The wireless access service is a US first, according to the Massachusetts Bay Transportation Authority, which oversees the state's commuter rail services. It will be available starting January 30 on at least one coach on every train traversing the 45-mile run between Worcester, in central Massachusetts, and Boston.
About 18,000 passengers daily potentially could have the option of free, but unsecured, connectivity via a Wi-Fi access point in the coach, which links with a Sprint cellular interface. Each wireless coach is equipped with a 10-inch antenna for the exterior link to the cell network.
That arrangement clearly offers limited bandwidth. During the test phase, the MBTA promises at least one specially marked coach in each inbound and outbound train will offer wireless connectivity (a total of 45 are being outfitted for wireless). That means the bandwidth of that coach's single Wi-Fi access point will potentially be shared by scores of laptop passengers who want to do more than read the morning edition of The Boston Globe. The real bottleneck will be the cellular data link, but that, too, will depend on the number of users, and the kinds of applications they're running.

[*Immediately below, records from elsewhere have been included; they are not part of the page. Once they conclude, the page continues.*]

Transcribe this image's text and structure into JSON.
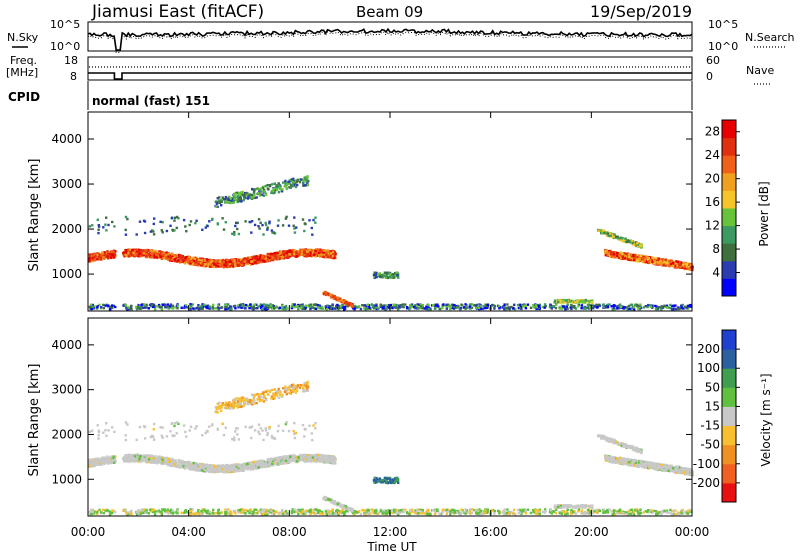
{
  "header": {
    "station": "Jiamusi East (fitACF)",
    "beam": "Beam 09",
    "date": "19/Sep/2019"
  },
  "top_panel": {
    "left_label": "N.Sky",
    "right_label": "N.Search",
    "left_ticks": [
      "10^5",
      "10^0"
    ],
    "right_ticks": [
      "10^5",
      "10^0"
    ]
  },
  "freq_panel": {
    "left_label_1": "Freq.",
    "left_label_2": "[MHz]",
    "right_label": "Nave",
    "left_ticks": [
      "18",
      "8"
    ],
    "right_ticks": [
      "60",
      "0"
    ]
  },
  "cpid": {
    "label": "CPID",
    "value": "normal (fast) 151"
  },
  "colors": {
    "power": [
      "#0000ff",
      "#2a3cb0",
      "#3f6e3f",
      "#3c9a60",
      "#67c43a",
      "#f6c52a",
      "#f0a020",
      "#f06018",
      "#e03010",
      "#e80000"
    ],
    "velocity": [
      "#e81010",
      "#f06020",
      "#f09020",
      "#f8c030",
      "#c8c8c8",
      "#60c040",
      "#3f9e50",
      "#2a60a0",
      "#2040d0"
    ]
  },
  "chart_data": [
    {
      "type": "heatmap",
      "name": "power",
      "ylabel": "Slant Range [km]",
      "ylim": [
        180,
        4600
      ],
      "xlim_hours": [
        0,
        24
      ],
      "yticks": [
        "1000",
        "2000",
        "3000",
        "4000"
      ],
      "colorbar_label": "Power [dB]",
      "colorbar_ticks": [
        "4",
        "8",
        "12",
        "16",
        "20",
        "24",
        "28"
      ],
      "colorbar_range": [
        0,
        30
      ]
    },
    {
      "type": "heatmap",
      "name": "velocity",
      "ylabel": "Slant Range [km]",
      "ylim": [
        180,
        4600
      ],
      "xlim_hours": [
        0,
        24
      ],
      "yticks": [
        "1000",
        "2000",
        "3000",
        "4000"
      ],
      "xticks": [
        "00:00",
        "04:00",
        "08:00",
        "12:00",
        "16:00",
        "20:00",
        "00:00"
      ],
      "xlabel": "Time UT",
      "colorbar_label": "Velocity [m s⁻¹]",
      "colorbar_ticks": [
        "-200",
        "-100",
        "-50",
        "-15",
        "15",
        "50",
        "100",
        "200"
      ]
    }
  ]
}
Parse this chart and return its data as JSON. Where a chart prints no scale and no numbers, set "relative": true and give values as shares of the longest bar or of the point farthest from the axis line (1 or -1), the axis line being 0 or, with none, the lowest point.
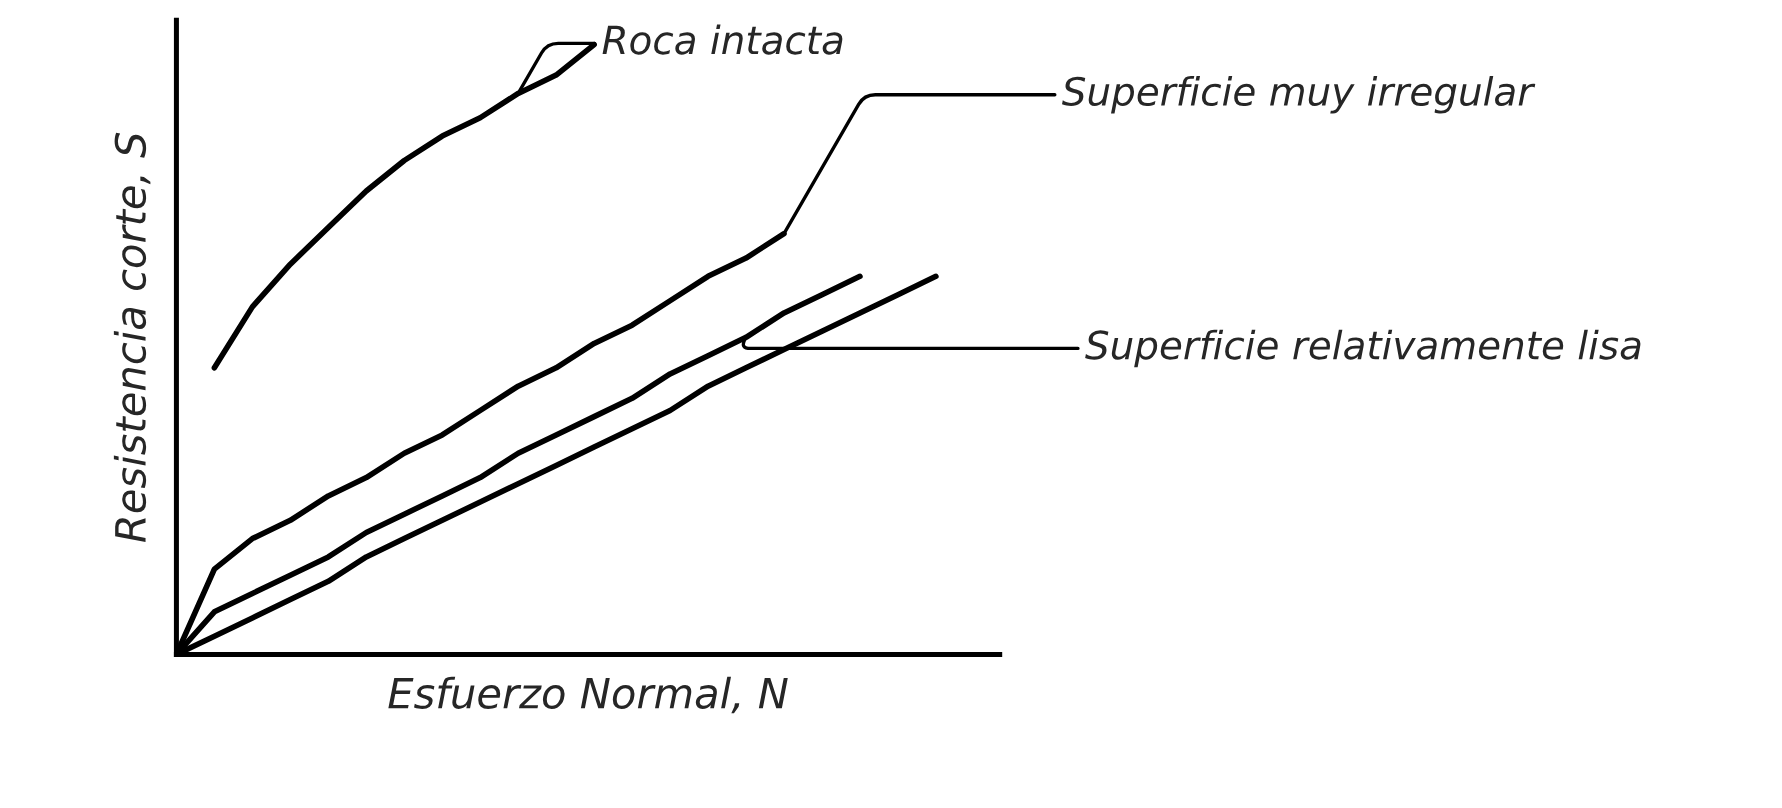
{
  "chart_data": {
    "type": "line",
    "relative": true,
    "xlabel": "Esfuerzo Normal, N",
    "ylabel": "Resistencia corte, S",
    "categories": [
      null,
      null,
      null,
      null,
      null,
      null,
      null,
      null,
      null,
      null,
      null,
      null,
      null,
      null,
      null,
      null,
      null,
      null,
      null,
      null,
      null
    ],
    "series": [
      {
        "color": "#000000",
        "values": [
          null,
          0.47,
          0.57,
          0.64,
          0.7,
          0.76,
          0.81,
          0.85,
          0.88,
          0.92,
          0.95,
          1.0,
          null,
          null,
          null,
          null,
          null,
          null,
          null,
          null,
          null
        ]
      },
      {
        "color": "#000000",
        "values": [
          0,
          0.14,
          0.19,
          0.22,
          0.26,
          0.29,
          0.33,
          0.36,
          0.4,
          0.44,
          0.47,
          0.51,
          0.54,
          0.58,
          0.62,
          0.65,
          0.69,
          null,
          null,
          null,
          null
        ]
      },
      {
        "color": "#000000",
        "values": [
          0,
          0.07,
          0.1,
          0.13,
          0.16,
          0.2,
          0.23,
          0.26,
          0.29,
          0.33,
          0.36,
          0.39,
          0.42,
          0.46,
          0.49,
          0.52,
          0.56,
          0.59,
          0.62,
          null,
          null
        ]
      },
      {
        "color": "#000000",
        "values": [
          0,
          0.03,
          0.06,
          0.09,
          0.12,
          0.16,
          0.19,
          0.22,
          0.25,
          0.28,
          0.31,
          0.34,
          0.37,
          0.4,
          0.44,
          0.47,
          0.5,
          0.53,
          0.56,
          0.59,
          0.62
        ]
      }
    ],
    "annotations": [
      "Roca intacta",
      "Superficie muy irregular",
      "Superficie relativamente lisa"
    ]
  }
}
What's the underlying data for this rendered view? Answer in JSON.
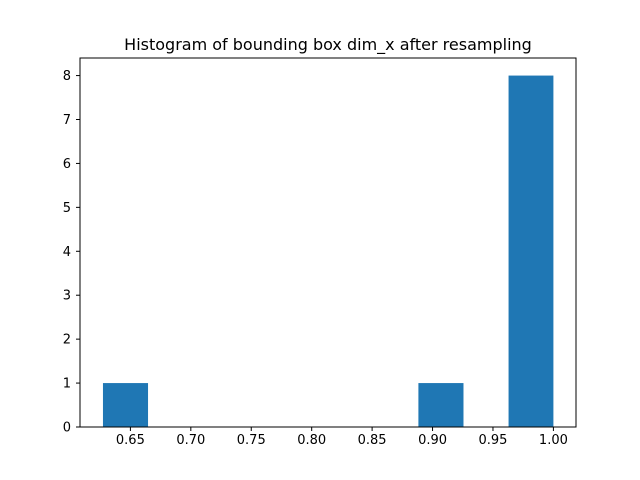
{
  "chart_data": {
    "type": "bar",
    "title": "Histogram of bounding box dim_x after resampling",
    "xlabel": "",
    "ylabel": "",
    "xlim": [
      0.6083,
      1.0187
    ],
    "ylim": [
      0,
      8.4
    ],
    "bins": [
      {
        "x0": 0.6273,
        "x1": 0.6646,
        "value": 1
      },
      {
        "x0": 0.6646,
        "x1": 0.7019,
        "value": 0
      },
      {
        "x0": 0.7019,
        "x1": 0.7392,
        "value": 0
      },
      {
        "x0": 0.7392,
        "x1": 0.7765,
        "value": 0
      },
      {
        "x0": 0.7765,
        "x1": 0.8138,
        "value": 0
      },
      {
        "x0": 0.8138,
        "x1": 0.851,
        "value": 0
      },
      {
        "x0": 0.851,
        "x1": 0.8883,
        "value": 0
      },
      {
        "x0": 0.8883,
        "x1": 0.9256,
        "value": 1
      },
      {
        "x0": 0.9256,
        "x1": 0.9629,
        "value": 0
      },
      {
        "x0": 0.9629,
        "x1": 1.0,
        "value": 8
      }
    ],
    "x_ticks": [
      {
        "value": 0.65,
        "label": "0.65"
      },
      {
        "value": 0.7,
        "label": "0.70"
      },
      {
        "value": 0.75,
        "label": "0.75"
      },
      {
        "value": 0.8,
        "label": "0.80"
      },
      {
        "value": 0.85,
        "label": "0.85"
      },
      {
        "value": 0.9,
        "label": "0.90"
      },
      {
        "value": 0.95,
        "label": "0.95"
      },
      {
        "value": 1.0,
        "label": "1.00"
      }
    ],
    "y_ticks": [
      {
        "value": 0,
        "label": "0"
      },
      {
        "value": 1,
        "label": "1"
      },
      {
        "value": 2,
        "label": "2"
      },
      {
        "value": 3,
        "label": "3"
      },
      {
        "value": 4,
        "label": "4"
      },
      {
        "value": 5,
        "label": "5"
      },
      {
        "value": 6,
        "label": "6"
      },
      {
        "value": 7,
        "label": "7"
      },
      {
        "value": 8,
        "label": "8"
      }
    ],
    "bar_color": "#1f77b4",
    "grid": false,
    "legend": "none"
  }
}
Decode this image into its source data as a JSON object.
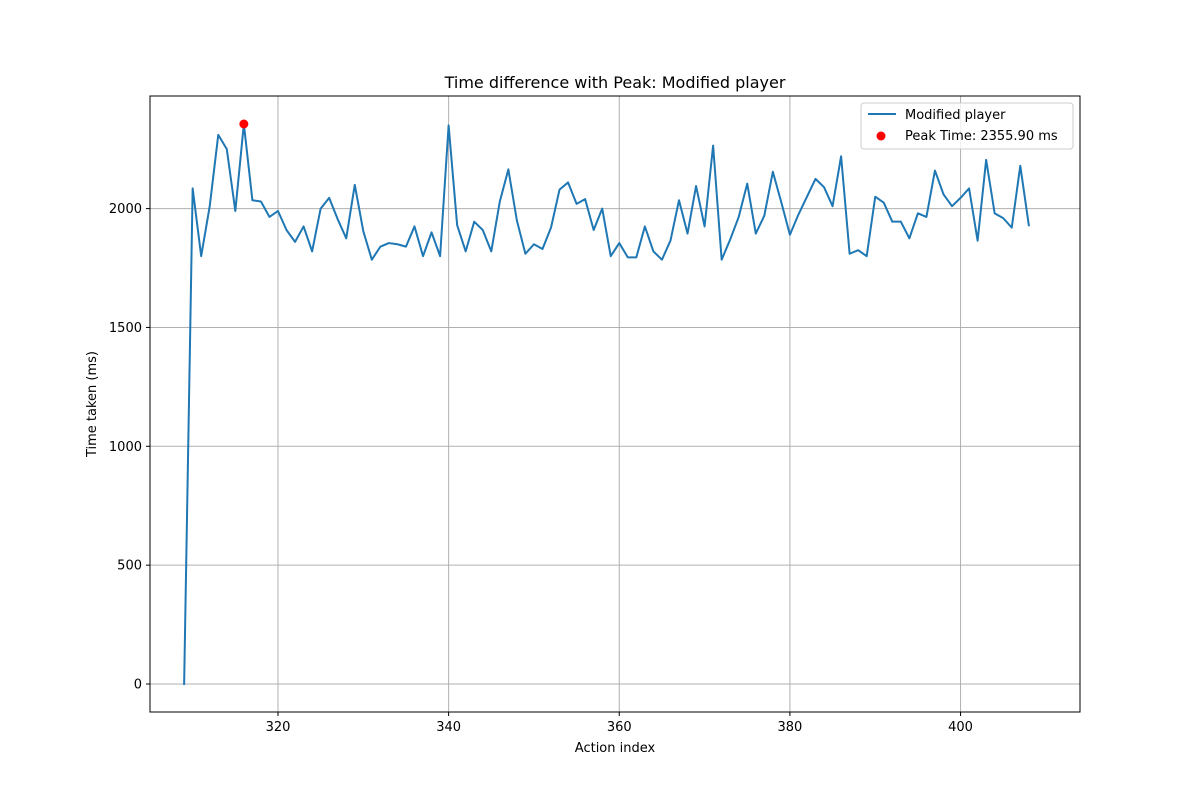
{
  "chart_data": {
    "type": "line",
    "title": "Time difference with Peak: Modified player",
    "xlabel": "Action index",
    "ylabel": "Time taken (ms)",
    "xlim": [
      305,
      414
    ],
    "ylim": [
      -117.8,
      2473.7
    ],
    "xticks": [
      320,
      340,
      360,
      380,
      400
    ],
    "yticks": [
      0,
      500,
      1000,
      1500,
      2000
    ],
    "grid": true,
    "legend_position": "top-right",
    "series": [
      {
        "name": "Modified player",
        "color": "#1f77b4",
        "x": [
          309,
          310,
          311,
          312,
          313,
          314,
          315,
          316,
          317,
          318,
          319,
          320,
          321,
          322,
          323,
          324,
          325,
          326,
          327,
          328,
          329,
          330,
          331,
          332,
          333,
          334,
          335,
          336,
          337,
          338,
          339,
          340,
          341,
          342,
          343,
          344,
          345,
          346,
          347,
          348,
          349,
          350,
          351,
          352,
          353,
          354,
          355,
          356,
          357,
          358,
          359,
          360,
          361,
          362,
          363,
          364,
          365,
          366,
          367,
          368,
          369,
          370,
          371,
          372,
          373,
          374,
          375,
          376,
          377,
          378,
          379,
          380,
          381,
          382,
          383,
          384,
          385,
          386,
          387,
          388,
          389,
          390,
          391,
          392,
          393,
          394,
          395,
          396,
          397,
          398,
          399,
          400,
          401,
          402,
          403,
          404,
          405,
          406,
          407,
          408
        ],
        "y": [
          0,
          2085,
          1800,
          2010,
          2310,
          2250,
          1990,
          2355.9,
          2035,
          2030,
          1965,
          1990,
          1910,
          1860,
          1925,
          1820,
          2000,
          2045,
          1955,
          1875,
          2100,
          1905,
          1785,
          1840,
          1855,
          1850,
          1840,
          1925,
          1800,
          1900,
          1800,
          2350,
          1930,
          1820,
          1945,
          1910,
          1820,
          2030,
          2165,
          1950,
          1810,
          1850,
          1830,
          1920,
          2080,
          2110,
          2020,
          2040,
          1910,
          2000,
          1800,
          1855,
          1795,
          1795,
          1925,
          1820,
          1785,
          1865,
          2035,
          1895,
          2095,
          1925,
          2265,
          1785,
          1870,
          1965,
          2105,
          1895,
          1970,
          2155,
          2025,
          1890,
          1975,
          2050,
          2125,
          2090,
          2010,
          2220,
          1810,
          1825,
          1800,
          2050,
          2025,
          1945,
          1945,
          1875,
          1980,
          1965,
          2160,
          2060,
          2010,
          2045,
          2085,
          1865,
          2205,
          1980,
          1960,
          1920,
          2180,
          1930
        ]
      }
    ],
    "peak": {
      "name": "Peak Time: 2355.90 ms",
      "x": 316,
      "y": 2355.9,
      "color": "#ff0000"
    }
  }
}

The MBTA's online FAQ warns about the limited bandwidth and encourages passengers to use wireless connection for simple Web surfing and e-mail, and not for downloading streaming audio and video. Riders also are cautioned about accessing "inappropriate" Internet content and warned not to expect technical support from the train conductors. The MBTA offers a separate tech support call-in number and e-mail for questions or problems.
A throughput map available online at the MBTA site shows the entire line and the fluctuations in coverage between Boston and Worcester. Most of the results fall somewhere in a "green zone" of what the MBTA call "good signal range," though coverage drops closer to the bottom end of that range the further one gets from Boston. In a few places, the signal range plummets into "poor."
The project is the brainchild of Timothy Murray, a former Worcester mayor and current lieutenant governor. In a local newspaperstory, Murray is quoted as saying the service boosts productivity by connecting commuters to the Internet and "encourages and incentivizes people to take the trains as well."
The MBTA has spent over a quarter of a million dollars -- US$262,000 to be exact -- on equipping 45 coaches for one of the 13 commuter rail lines.